Manque de transparence dans l’attribution des marchés publics

Quant à la transparence dans l’adjudication des marchés publics, elle reste le ventre mou de la gouvernance de Macky Sall. Les marchés de gré à gré font florès. L’attribution du marché de la réfection et de la réhabilitation du building à hauteur de 25 milliards à Bamba Ndiaye n’a été jamais été élucidée. Il en est ainsi des 400 milliards de Ila Touba livrés aux Chinois, des 65 milliards de l’Université Amadou Mokhtar Mbow de Diameniado à Adama Bictogo et Abdou Lahat Ka, maire de Touba, des 12 milliards des passeports biométriques à Adama Bictogo toujours.

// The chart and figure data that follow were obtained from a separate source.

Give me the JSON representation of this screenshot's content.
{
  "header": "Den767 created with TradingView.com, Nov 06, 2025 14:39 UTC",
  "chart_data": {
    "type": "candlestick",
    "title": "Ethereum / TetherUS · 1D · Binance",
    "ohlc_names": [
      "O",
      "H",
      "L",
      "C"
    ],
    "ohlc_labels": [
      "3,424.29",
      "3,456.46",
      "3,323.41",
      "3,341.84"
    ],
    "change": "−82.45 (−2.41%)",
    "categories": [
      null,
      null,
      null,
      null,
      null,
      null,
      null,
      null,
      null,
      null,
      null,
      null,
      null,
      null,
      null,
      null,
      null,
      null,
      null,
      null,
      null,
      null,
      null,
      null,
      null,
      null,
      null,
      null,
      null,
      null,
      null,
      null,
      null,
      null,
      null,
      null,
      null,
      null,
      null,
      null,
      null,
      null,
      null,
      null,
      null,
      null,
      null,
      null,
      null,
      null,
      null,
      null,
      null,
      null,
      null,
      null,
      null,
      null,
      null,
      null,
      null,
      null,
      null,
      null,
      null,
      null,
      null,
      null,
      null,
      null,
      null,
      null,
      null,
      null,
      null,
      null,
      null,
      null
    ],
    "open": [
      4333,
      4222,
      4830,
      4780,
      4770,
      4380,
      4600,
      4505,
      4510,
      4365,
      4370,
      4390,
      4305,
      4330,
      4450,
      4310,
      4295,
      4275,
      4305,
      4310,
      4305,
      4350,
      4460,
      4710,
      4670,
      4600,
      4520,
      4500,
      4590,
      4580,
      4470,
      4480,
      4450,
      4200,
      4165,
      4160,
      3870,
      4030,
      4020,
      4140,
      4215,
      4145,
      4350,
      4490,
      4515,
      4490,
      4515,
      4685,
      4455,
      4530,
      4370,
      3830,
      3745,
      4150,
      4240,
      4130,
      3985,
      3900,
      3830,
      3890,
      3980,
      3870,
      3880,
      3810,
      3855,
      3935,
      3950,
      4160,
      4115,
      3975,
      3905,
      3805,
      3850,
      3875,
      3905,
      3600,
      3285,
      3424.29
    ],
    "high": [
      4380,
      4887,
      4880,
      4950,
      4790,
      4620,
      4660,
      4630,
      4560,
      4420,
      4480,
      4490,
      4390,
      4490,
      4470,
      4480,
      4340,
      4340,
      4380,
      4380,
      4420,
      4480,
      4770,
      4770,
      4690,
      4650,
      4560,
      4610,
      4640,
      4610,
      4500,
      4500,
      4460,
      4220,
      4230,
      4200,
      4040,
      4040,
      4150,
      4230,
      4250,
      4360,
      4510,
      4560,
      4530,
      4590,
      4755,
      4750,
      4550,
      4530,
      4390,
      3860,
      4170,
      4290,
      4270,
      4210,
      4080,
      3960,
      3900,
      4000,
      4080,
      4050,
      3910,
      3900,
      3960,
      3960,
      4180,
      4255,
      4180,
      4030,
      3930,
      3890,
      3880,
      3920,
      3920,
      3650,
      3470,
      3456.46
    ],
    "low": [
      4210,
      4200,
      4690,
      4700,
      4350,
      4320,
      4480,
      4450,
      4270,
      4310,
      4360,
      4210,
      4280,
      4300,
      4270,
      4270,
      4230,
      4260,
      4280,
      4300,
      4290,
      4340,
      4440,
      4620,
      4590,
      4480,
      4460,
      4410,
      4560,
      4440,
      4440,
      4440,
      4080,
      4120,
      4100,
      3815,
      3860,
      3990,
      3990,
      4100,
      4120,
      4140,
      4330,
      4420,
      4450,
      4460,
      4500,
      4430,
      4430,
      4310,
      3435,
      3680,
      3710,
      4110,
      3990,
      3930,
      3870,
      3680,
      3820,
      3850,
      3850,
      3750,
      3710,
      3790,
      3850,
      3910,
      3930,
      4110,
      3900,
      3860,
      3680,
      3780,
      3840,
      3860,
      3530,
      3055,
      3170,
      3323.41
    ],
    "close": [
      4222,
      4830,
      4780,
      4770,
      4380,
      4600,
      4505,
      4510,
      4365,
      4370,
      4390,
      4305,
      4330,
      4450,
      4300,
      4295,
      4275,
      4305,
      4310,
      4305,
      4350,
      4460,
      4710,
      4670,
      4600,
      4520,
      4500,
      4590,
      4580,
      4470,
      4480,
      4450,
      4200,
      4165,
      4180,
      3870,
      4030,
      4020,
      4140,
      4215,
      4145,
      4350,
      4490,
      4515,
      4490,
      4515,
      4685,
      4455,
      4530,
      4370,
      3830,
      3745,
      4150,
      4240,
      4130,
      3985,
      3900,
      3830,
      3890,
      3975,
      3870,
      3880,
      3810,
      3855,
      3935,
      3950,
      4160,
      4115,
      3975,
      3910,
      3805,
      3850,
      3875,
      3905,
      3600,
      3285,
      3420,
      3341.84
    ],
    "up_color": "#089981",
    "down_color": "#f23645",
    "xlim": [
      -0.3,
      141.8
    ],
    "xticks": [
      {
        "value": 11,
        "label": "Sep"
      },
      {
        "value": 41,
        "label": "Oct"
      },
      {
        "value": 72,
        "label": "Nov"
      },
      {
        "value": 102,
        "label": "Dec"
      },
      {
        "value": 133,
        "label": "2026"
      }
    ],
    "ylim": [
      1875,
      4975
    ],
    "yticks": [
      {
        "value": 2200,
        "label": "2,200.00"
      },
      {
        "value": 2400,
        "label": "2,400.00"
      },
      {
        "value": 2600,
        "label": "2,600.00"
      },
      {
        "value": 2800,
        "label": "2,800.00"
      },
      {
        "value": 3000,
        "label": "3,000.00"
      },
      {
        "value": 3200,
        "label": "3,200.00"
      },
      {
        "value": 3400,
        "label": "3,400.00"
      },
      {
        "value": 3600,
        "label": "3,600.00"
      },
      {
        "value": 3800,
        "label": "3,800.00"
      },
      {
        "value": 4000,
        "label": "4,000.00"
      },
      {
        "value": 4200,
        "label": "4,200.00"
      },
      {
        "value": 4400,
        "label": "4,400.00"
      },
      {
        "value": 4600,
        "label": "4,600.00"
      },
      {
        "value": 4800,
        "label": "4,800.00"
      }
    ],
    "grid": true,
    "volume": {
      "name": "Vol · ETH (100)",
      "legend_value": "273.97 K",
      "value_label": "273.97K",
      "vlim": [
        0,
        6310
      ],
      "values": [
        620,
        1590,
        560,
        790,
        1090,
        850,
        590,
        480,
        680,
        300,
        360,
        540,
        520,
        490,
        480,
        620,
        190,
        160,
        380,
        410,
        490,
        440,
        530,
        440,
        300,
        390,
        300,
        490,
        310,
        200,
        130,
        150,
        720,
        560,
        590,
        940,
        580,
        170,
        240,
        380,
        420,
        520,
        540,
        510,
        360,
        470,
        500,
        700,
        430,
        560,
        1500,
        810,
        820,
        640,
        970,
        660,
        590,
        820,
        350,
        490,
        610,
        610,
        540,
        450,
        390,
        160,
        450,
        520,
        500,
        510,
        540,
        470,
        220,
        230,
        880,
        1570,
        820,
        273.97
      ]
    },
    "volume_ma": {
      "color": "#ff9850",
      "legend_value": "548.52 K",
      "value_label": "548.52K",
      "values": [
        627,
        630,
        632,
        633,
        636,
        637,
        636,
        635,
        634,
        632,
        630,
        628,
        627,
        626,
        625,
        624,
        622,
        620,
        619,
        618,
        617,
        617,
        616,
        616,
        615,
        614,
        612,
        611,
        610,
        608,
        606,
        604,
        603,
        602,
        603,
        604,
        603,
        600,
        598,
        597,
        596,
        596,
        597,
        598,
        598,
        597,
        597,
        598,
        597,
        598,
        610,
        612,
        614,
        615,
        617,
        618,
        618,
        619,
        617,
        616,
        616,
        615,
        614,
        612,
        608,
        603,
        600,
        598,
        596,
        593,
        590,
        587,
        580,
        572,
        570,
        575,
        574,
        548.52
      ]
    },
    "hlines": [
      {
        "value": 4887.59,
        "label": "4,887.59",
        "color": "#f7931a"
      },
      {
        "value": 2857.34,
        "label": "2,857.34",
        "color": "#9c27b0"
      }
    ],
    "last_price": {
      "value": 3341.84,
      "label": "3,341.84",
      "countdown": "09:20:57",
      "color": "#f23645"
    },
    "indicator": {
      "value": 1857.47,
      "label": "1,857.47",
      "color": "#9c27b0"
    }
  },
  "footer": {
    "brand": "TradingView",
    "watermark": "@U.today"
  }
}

Climat politique tendu et instrumentalisation du pouvoir judiciaire

Au plan politique, l’échec du gouvernement de Macky Sall est patent. D’ailleurs cette situation politique dégradante a négativement impacté sur les performances de l’économie de notre pays. La traque des biens mal acquis enclenchée contre Karim Wade et d’autres responsables libéraux ont plombé économiquement les trois premières années du magistère de Macky Sall. L’environnement des affaires n’étant pas des meilleurs, les investisseurs n’ont pas prisé la destination Sénégal.  

Le dialogue entre majorité et opposition est rompu, le climat politique tendu. Le président de la République ne traite avec ses adversaires que par le langage de la menace et de la violence. C’est ce qui explique d’ailleurs son recours permanent au pouvoir judiciaire pour régler des problèmes politiques. Sous le court règne de Macky Sall, une trentaine de libéraux dont les leaders ont fait la prison pour des raisons purement politiques. Karim Wade, Oumar Sarr, El Hadji Amadou Sall, Aminata Nguirane, Aïda Ndiongue entre autres ont effectué un séjour carcéral pour des raisons strictement politiques.

Aujourd’hui que le pouvoir observe un break pour le PDS, ce sont des éléments du Parti socialiste qui sont traqués et appréhendés. Le maire de la Médina Bamba Fall et huit autres socialistes proches de Khalifa Sall sont écroués à Rebeuss. Ce dernier n’a pas mis de temps pour les rejoindre. D’ailleurs, c’est l’emprisonnement de ce dernier qui lui a valu toutes les huées lors de sa récente tournée européenne. Une telle atmosphère connue sous Diouf et Wade, tel un chant de cygne, est annonciatrice d’une fin de règne.

Et pendant que le mécontentement des Sénégalais continue de sourdre, les séides encensent le Prince, l’empêchant de voir la réalité et d’entendre les bougonnements du peuple. A moins que le «Lion», lui-même, continue d’être prisonnier de Morphée au moment où les premières flèches enflammées commencent à embraser la tanière.